Christos Giannes permanently closed Kouzina Christos on December 7, the Marietta-based Greek restaurant he and his family owned for more than 40 years. Like so many restaurants struggling to stay afloat during the pandemic, a devastating loss of revenue over the last nine months and lack of substantial rent relief became insurmountable.
Over the weekend, chef Mel Toledo announced plans to close Foundation Social Eatery on December 31 after six years in east Roswell. Toledo had been searching for a new location prior to the pandemic, and continued extending the lease on the Holcomb Bridge Road restaurant past its March 2020 expiration date. Last week, the landlord informed Toledo a new tenant would be moving into the space early next year.
“Our lease officially expired in March 2020, and we’ve been continually extending it by a few months at a time while we continued our search for a new location,” he writes in an Instagram post. “A week ago, our landlord informed us they had found another tenant to take on a long term lease and gave us our 45 day notice to vacate. Remember that this is not goodbye, it’s ‘we’ll see you soon!’”
He still hopes to reopen the restaurant in a new location closer to Atlanta.
Kouzina Christos and Foundation Social Eatery join a growing number of restaurants closing (even temporarily) amid the health crisis. The lack of a coordinated federal effort to assist small businesses has lead to messy, uneven responses to the crisis — turning health and safety precautions, like wearing a mask or limiting seating capacity, into political issues. It leave owners like Giannes and Toledo with little choice but to renegotiate lease agreements and navigate confusing local and state requirements in order to keep patrons and employees safe and their businesses open.

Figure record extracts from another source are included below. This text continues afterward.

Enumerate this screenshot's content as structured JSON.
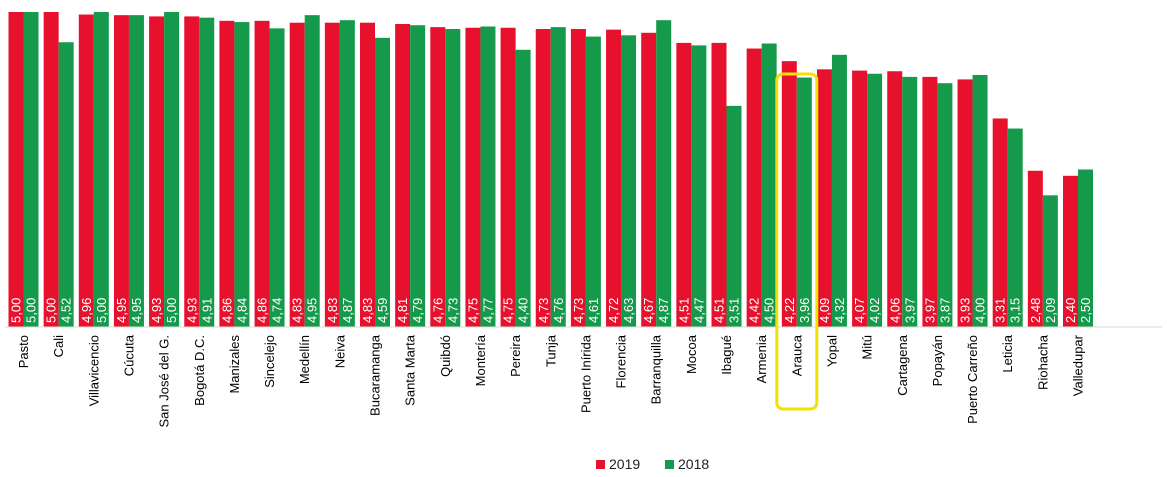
{
  "chart_data": {
    "type": "bar",
    "categories": [
      "Pasto",
      "Cali",
      "Villavicencio",
      "Cúcuta",
      "San José del G.",
      "Bogotá D.C.",
      "Manizales",
      "Sincelejo",
      "Medellín",
      "Neiva",
      "Bucaramanga",
      "Santa Marta",
      "Quibdó",
      "Montería",
      "Pereira",
      "Tunja",
      "Puerto Inírida",
      "Florencia",
      "Barranquilla",
      "Mocoa",
      "Ibagué",
      "Armenia",
      "Arauca",
      "Yopal",
      "Mitú",
      "Cartagena",
      "Popayán",
      "Puerto Carreño",
      "Leticia",
      "Riohacha",
      "Valledupar"
    ],
    "series": [
      {
        "name": "2019",
        "values": [
          5.0,
          5.0,
          4.96,
          4.95,
          4.93,
          4.93,
          4.86,
          4.86,
          4.83,
          4.83,
          4.83,
          4.81,
          4.76,
          4.75,
          4.75,
          4.73,
          4.73,
          4.72,
          4.67,
          4.51,
          4.51,
          4.42,
          4.22,
          4.09,
          4.07,
          4.06,
          3.97,
          3.93,
          3.31,
          2.48,
          2.4
        ]
      },
      {
        "name": "2018",
        "values": [
          5.0,
          4.52,
          5.0,
          4.95,
          5.0,
          4.91,
          4.84,
          4.74,
          4.95,
          4.87,
          4.59,
          4.79,
          4.73,
          4.77,
          4.4,
          4.76,
          4.61,
          4.63,
          4.87,
          4.47,
          3.51,
          4.5,
          3.96,
          4.32,
          4.02,
          3.97,
          3.87,
          4.0,
          3.15,
          2.09,
          2.5
        ]
      }
    ],
    "series_colors": {
      "2019": "#e8112d",
      "2018": "#149a4a"
    },
    "highlight": {
      "category": "Arauca",
      "color": "#f2e200"
    },
    "value_labels": {
      "2019": [
        "5,00",
        "5,00",
        "4,96",
        "4,95",
        "4,93",
        "4,93",
        "4,86",
        "4,86",
        "4,83",
        "4,83",
        "4,83",
        "4,81",
        "4,76",
        "4,75",
        "4,75",
        "4,73",
        "4,73",
        "4,72",
        "4,67",
        "4,51",
        "4,51",
        "4,42",
        "4,22",
        "4,09",
        "4,07",
        "4,06",
        "3,97",
        "3,93",
        "3,31",
        "2,48",
        "2,40"
      ],
      "2018": [
        "5,00",
        "4,52",
        "5,00",
        "4,95",
        "5,00",
        "4,91",
        "4,84",
        "4,74",
        "4,95",
        "4,87",
        "4,59",
        "4,79",
        "4,73",
        "4,77",
        "4,40",
        "4,76",
        "4,61",
        "4,63",
        "4,87",
        "4,47",
        "3,51",
        "4,50",
        "3,96",
        "4,32",
        "4,02",
        "3,97",
        "3,87",
        "4,00",
        "3,15",
        "2,09",
        "2,50"
      ]
    },
    "ylim": [
      0,
      5
    ],
    "legend_position": "bottom-center",
    "grid": false,
    "title": "",
    "xlabel": "",
    "ylabel": ""
  }
}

According to a recent COVID-19 impact survey conducted by the National Restaurant Association, 52 percent of Georgia restaurant owners expect sales to decrease even further in the next quarter. Nearly 40 percent of Georgia restaurant owners don’t expect their business to survive another six months without federal aid.

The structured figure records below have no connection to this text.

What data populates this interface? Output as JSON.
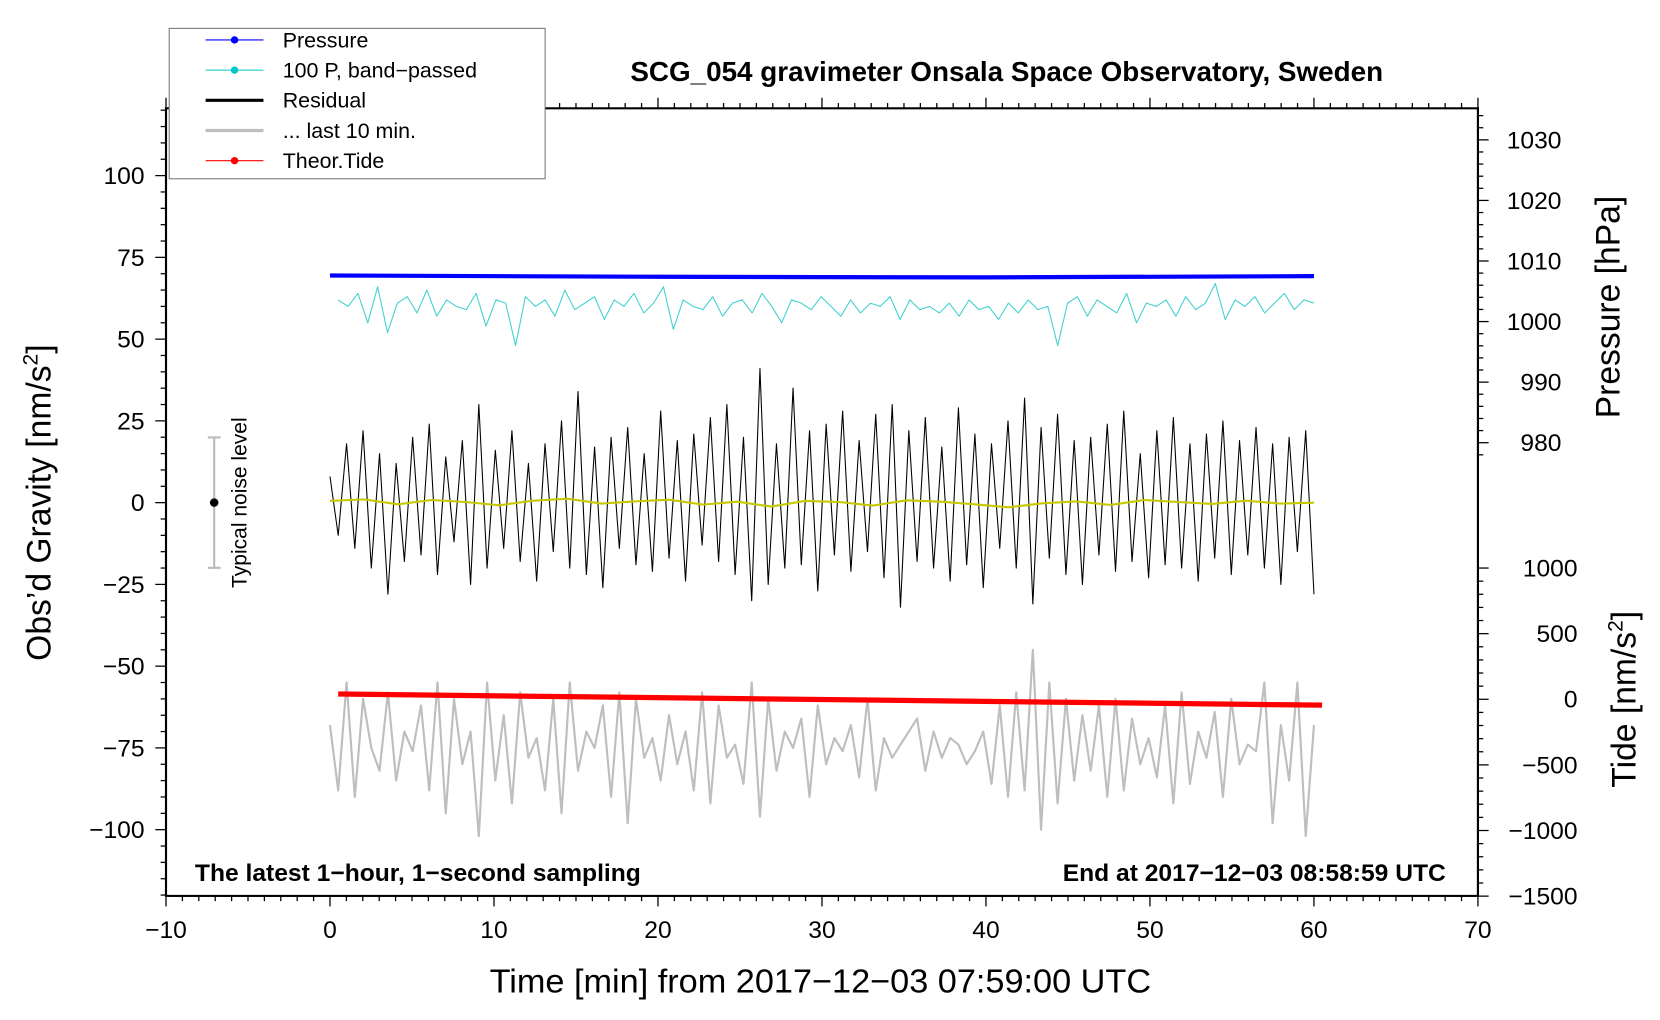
{
  "chart_data": {
    "type": "line",
    "title": "SCG_054 gravimeter Onsala Space Observatory, Sweden",
    "xlabel": "Time [min] from 2017−12−03 07:59:00 UTC",
    "ylabel_left": "Obs’d Gravity [nm/s",
    "ylabel_left_sup": "2",
    "ylabel_right_pressure": "Pressure [hPa]",
    "ylabel_right_tide": "Tide [nm/s",
    "ylabel_right_tide_sup": "2",
    "xlim": [
      -10,
      70
    ],
    "ylim_left": [
      -120,
      120
    ],
    "x_ticks": [
      -10,
      0,
      10,
      20,
      30,
      40,
      50,
      60,
      70
    ],
    "y_ticks_left": [
      -100,
      -75,
      -50,
      -25,
      0,
      25,
      50,
      75,
      100
    ],
    "pressure_ticks": [
      980,
      990,
      1000,
      1010,
      1020,
      1030
    ],
    "tide_ticks": [
      -1500,
      -1000,
      -500,
      0,
      500,
      1000
    ],
    "grid": false,
    "legend_placement": "top-left",
    "legend": [
      {
        "label": "Pressure",
        "color": "#0000ff"
      },
      {
        "label": "100 P, band−passed",
        "color": "#00c8c8"
      },
      {
        "label": "Residual",
        "color": "#000000"
      },
      {
        "label": "... last 10 min.",
        "color": "#bebebe"
      },
      {
        "label": "Theor.Tide",
        "color": "#ff0000"
      }
    ],
    "annotations": {
      "noise_label": "Typical noise level",
      "noise_range": [
        -20,
        20
      ],
      "noise_x": -7,
      "left_note": "The latest 1−hour, 1−second sampling",
      "right_note": "End at 2017−12−03 08:58:59 UTC"
    },
    "series": [
      {
        "name": "Pressure",
        "axis": "pressure_hPa",
        "color": "#0000ff",
        "x": [
          0,
          20,
          40,
          60
        ],
        "y": [
          1007.6,
          1007.4,
          1007.3,
          1007.5
        ]
      },
      {
        "name": "100 P, band-passed",
        "axis": "left",
        "color": "#40d0d0",
        "x_range": [
          0.5,
          60
        ],
        "y": [
          62,
          60,
          64,
          55,
          66,
          52,
          61,
          63,
          58,
          65,
          57,
          62,
          60,
          59,
          64,
          54,
          62,
          61,
          48,
          63,
          60,
          62,
          57,
          65,
          59,
          61,
          63,
          56,
          62,
          60,
          64,
          58,
          61,
          66,
          53,
          62,
          60,
          59,
          63,
          57,
          61,
          62,
          58,
          64,
          60,
          55,
          62,
          61,
          59,
          63,
          60,
          57,
          62,
          58,
          61,
          60,
          63,
          56,
          62,
          59,
          60,
          58,
          61,
          57,
          62,
          59,
          60,
          56,
          61,
          58,
          62,
          59,
          60,
          48,
          61,
          63,
          57,
          62,
          60,
          58,
          64,
          55,
          61,
          60,
          62,
          57,
          63,
          59,
          61,
          67,
          56,
          62,
          60,
          63,
          58,
          61,
          64,
          59,
          62,
          61
        ]
      },
      {
        "name": "Residual",
        "axis": "left",
        "color": "#000000",
        "x_range": [
          0,
          60
        ],
        "y": [
          8,
          -10,
          18,
          -14,
          22,
          -20,
          15,
          -28,
          12,
          -18,
          20,
          -16,
          24,
          -22,
          14,
          -12,
          19,
          -25,
          30,
          -20,
          16,
          -14,
          22,
          -18,
          12,
          -24,
          18,
          -15,
          25,
          -20,
          34,
          -22,
          17,
          -26,
          20,
          -14,
          23,
          -19,
          15,
          -21,
          28,
          -17,
          19,
          -24,
          21,
          -13,
          26,
          -18,
          30,
          -22,
          20,
          -30,
          41,
          -25,
          18,
          -20,
          35,
          -19,
          22,
          -27,
          24,
          -16,
          28,
          -21,
          19,
          -15,
          27,
          -23,
          30,
          -32,
          22,
          -18,
          26,
          -20,
          17,
          -24,
          29,
          -19,
          21,
          -26,
          18,
          -14,
          25,
          -20,
          32,
          -31,
          23,
          -17,
          27,
          -22,
          19,
          -25,
          20,
          -16,
          24,
          -21,
          28,
          -18,
          15,
          -23,
          22,
          -19,
          26,
          -20,
          18,
          -24,
          21,
          -17,
          25,
          -22,
          19,
          -16,
          23,
          -20,
          18,
          -25,
          20,
          -15,
          22,
          -28
        ]
      },
      {
        "name": "Residual smoothed",
        "axis": "left",
        "color": "#c8c800",
        "x_range": [
          0,
          60
        ],
        "y": [
          0.5,
          1,
          -0.5,
          0.8,
          0.2,
          -0.8,
          0.6,
          1.2,
          -0.3,
          0.4,
          0.9,
          -0.6,
          0.3,
          -1.2,
          0.5,
          0.2,
          -0.9,
          0.7,
          0.3,
          -0.5,
          -1.4,
          -0.2,
          0.4,
          -0.7,
          0.8,
          0.2,
          -0.4,
          0.6,
          -0.3,
          0
        ]
      },
      {
        "name": "... last 10 min.",
        "axis": "left",
        "color": "#bebebe",
        "x_range": [
          0,
          60
        ],
        "y": [
          -68,
          -88,
          -55,
          -90,
          -60,
          -75,
          -82,
          -58,
          -85,
          -70,
          -76,
          -62,
          -88,
          -55,
          -95,
          -60,
          -80,
          -70,
          -102,
          -55,
          -85,
          -65,
          -92,
          -58,
          -78,
          -72,
          -88,
          -60,
          -95,
          -55,
          -82,
          -70,
          -75,
          -62,
          -90,
          -58,
          -98,
          -60,
          -78,
          -72,
          -85,
          -65,
          -80,
          -70,
          -88,
          -58,
          -92,
          -62,
          -78,
          -74,
          -86,
          -55,
          -96,
          -60,
          -82,
          -70,
          -75,
          -66,
          -90,
          -62,
          -80,
          -72,
          -76,
          -68,
          -84,
          -60,
          -88,
          -72,
          -78,
          -74,
          -70,
          -66,
          -82,
          -70,
          -78,
          -72,
          -74,
          -80,
          -76,
          -70,
          -86,
          -62,
          -90,
          -58,
          -88,
          -45,
          -100,
          -55,
          -92,
          -60,
          -85,
          -65,
          -82,
          -62,
          -90,
          -60,
          -88,
          -66,
          -80,
          -72,
          -84,
          -62,
          -92,
          -58,
          -86,
          -70,
          -78,
          -64,
          -90,
          -60,
          -80,
          -74,
          -76,
          -55,
          -98,
          -68,
          -85,
          -55,
          -102,
          -68
        ]
      },
      {
        "name": "Theor.Tide",
        "axis": "tide_nm_s2",
        "color": "#ff0000",
        "x": [
          0.5,
          60.5
        ],
        "y": [
          40,
          -45
        ]
      }
    ]
  }
}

Manuel’s Tavern owner Brian Maloof counted on another round of stimulus money this fall. With business down an average 62 percent and the bar losing around $25,000 per month, the 64-year-old Poncey-Highland bar was in serious danger of closing at the end of December. A GoFundMe campaign raised nearly $180,000 to pay the renewal of Manuel’s 2021 alcohol license and cover insurance and payroll, sparing Maloof from closing the bar for good.
But as winter makes outdoor dining less feasible, and with rent and alcohol renewal fees coming due for restaurants and bars across Atlanta, 27 percent of Georgia restaurant owners say they may temporarily close their establishments until the pandemic ends.
Chef Joey Ward, the owner of year-old restaurants Southern Belle and Georgia Boy in Atlanta’s Poncey-Highland neighborhood, announced a “temporary halt” in operations, beginning January 1, 2021. Citing cold weather making outdoor seating “unbearable”, a rise in COVID-19 cases, and lack of government aid, Ward plans to shut down service at both restaurants through the “heart of the winter.”
Despite all of the creative pivots to remain open during the pandemic, including offering robust takeout options or launching a retail arm to the business, owners can only reinvent their restaurants so many times.
Bipartisan support for a new round of stimulus money that would pump more than $900 billion into the economy came just after Thanksgiving. But the majority of this money will be directed to industries other than hospitality. While it does infuse an additional $300 billion into the Payroll Protection Program (PPP), the proposed bill falls short in addressing the needs of the floundering restaurant industry and its workers.
Delays to pass a new relief bill began with President Donald Trump who asked his “representatives” in September to stop the negotiations, tweeting that talks would resume “immediately after I win” the election. Then, in October, Senate Majority Leader Mitch McConnell said he would refuse to pass any bill that didn’t include liability protection for businesses if employees became sick while working during the health crisis. It’s a stance that continues to delay the passage of the bill in Congress and leaves the restaurant industry’s workforce legally, financially, and physically vulnerable to the virus.
“...the restaurant industry simply cannot wait for relief any longer. Efforts in Washington to find the ‘perfect’ solution are laudable, but the lack of progress in the meantime has led too many operators to give up on the government and close down for good,” a recent letter to congressional leadership from the National Restaurant Association reads. “Since our last update to you, less than three months ago, an additional 10,000 restaurants have closed nationwide.”